N’a pas le verbe etc.: lacks the gift of the gab.

chiens etc.: dogs not allowed.

 

Describing Villa Venus, Van mentions the Rajah of Cachou (an impostor) who was infected with a venereal disease by a (genuine) great-grandniece of Empress Josephine:

 

When the deterioration of the club set in, it proceeded with amazing rapidity along several unconnected lines. Girls of flawless pedigree turned out to be wanted by the police as the ‘molls’ of bandits with grotesque jaws, or to have been criminals themselves. Corrupt physicians passed faded blondes who had had half a dozen children, some of them being already prepared to enter remote floramors themselves. Cosmeticians of genius restored forty-year-old matrons to look and smell like schoolgirls at their first prom. Highborn gentlemen, magistrates of radiant integrity, mild-mannered scholars, proved to be such violent copulators that some of their younger victims had to be hospitalized and removed to ordinary lupanars. The anonymous protectors of courtesans bought medical inspectors, and the Rajah of Cachou (an impostor) was infected with a venereal disease by a (genuine) great-grandniece of Empress Josephine. Simultaneously, economic disasters (beyond the financial or philosophical ken of invulnerable Van and Demon but affecting many persons of their set) began to restrict the esthetic assets of Villa Venus. Disgusting pimps with obsequious grins disclosing gaps in their tawny teeth popped out of rosebushes with illustrated pamphlets, and there were fires and earthquakes, and quite suddenly, out of the hundred original palazzos, only a dozen remained, and even those soon sank to the level of stagnant stews, and by 1910 all the dead of the English cemetery at Ex had to be transferred to a common grave. (2.3)

 

During Van's first tea party at Ardis Marina mentions Queen Josephine:

 

They now had tea in a prettily furnished corner of the otherwise very austere central hall from which rose the grand staircase. They sat on chairs upholstered in silk around a pretty table. Ada’s black jacket and a pink-yellow-blue nosegay she had composed of anemones, celandines and columbines lay on a stool of oak. The dog got more bits of cake than it did ordinarily. Price, the mournful old footman who brought the cream for the strawberries, resembled Van’s teacher of history, ‘Jeejee’ Jones.

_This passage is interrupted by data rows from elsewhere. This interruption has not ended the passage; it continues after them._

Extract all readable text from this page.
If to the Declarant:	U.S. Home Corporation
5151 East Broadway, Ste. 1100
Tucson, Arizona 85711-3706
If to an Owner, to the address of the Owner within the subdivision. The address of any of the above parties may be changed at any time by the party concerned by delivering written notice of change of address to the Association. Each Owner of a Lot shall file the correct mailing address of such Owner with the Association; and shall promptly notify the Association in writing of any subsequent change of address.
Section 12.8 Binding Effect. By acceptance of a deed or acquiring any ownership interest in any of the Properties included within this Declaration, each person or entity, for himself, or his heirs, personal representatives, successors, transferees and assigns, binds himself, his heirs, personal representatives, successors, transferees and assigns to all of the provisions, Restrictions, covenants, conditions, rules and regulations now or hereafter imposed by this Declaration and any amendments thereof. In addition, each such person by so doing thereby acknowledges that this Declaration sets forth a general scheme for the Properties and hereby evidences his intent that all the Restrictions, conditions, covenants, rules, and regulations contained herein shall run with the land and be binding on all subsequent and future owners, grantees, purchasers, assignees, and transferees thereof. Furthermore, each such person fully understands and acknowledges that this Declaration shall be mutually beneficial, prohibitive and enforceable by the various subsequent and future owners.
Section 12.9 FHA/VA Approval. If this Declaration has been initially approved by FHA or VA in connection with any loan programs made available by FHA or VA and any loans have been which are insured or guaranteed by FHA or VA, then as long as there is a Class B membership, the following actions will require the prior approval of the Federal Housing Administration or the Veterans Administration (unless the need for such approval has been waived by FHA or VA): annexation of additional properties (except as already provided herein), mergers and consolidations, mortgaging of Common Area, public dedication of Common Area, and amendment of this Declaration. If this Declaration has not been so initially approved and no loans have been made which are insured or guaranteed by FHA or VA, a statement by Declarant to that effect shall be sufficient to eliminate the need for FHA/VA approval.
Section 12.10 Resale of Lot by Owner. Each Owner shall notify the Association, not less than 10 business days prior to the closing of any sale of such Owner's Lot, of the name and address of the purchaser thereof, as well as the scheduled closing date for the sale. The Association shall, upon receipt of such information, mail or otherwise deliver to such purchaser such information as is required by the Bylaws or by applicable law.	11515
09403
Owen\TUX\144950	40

‘He resembles my teacher of history,’ said Van when the man had gone.

‘I used to love history,’ said Marina, ‘I loved to identify myself with famous women. There’s a ladybird on your plate, Ivan. Especially with famous beauties — Lincoln’s second wife or Queen Josephine.’

‘Yes, I’ve noticed — it’s beautifully done. We’ve got a similar set at home.’

‘Slivok (some cream)? I hope you speak Russian?’ Marina asked Van, as she poured him a cup of tea.

‘Neohotno no sovershenno svobodno (reluctantly but quite fluently),’ replied Van, slegka ulïbnuvshis’ (with a slight smile). ‘Yes, lots of cream and three lumps of sugar.’

‘Ada and I share your extravagant tastes. Dostoevski liked it with raspberry syrup.’

‘Pah,’ uttered Ada. (1.5)

 

Darkbloom ('Notes to Ada'): with a slight smile: a pet formula of Tolstoy’s denoting cool superiority, if not smugness, in a character’s manner of speech.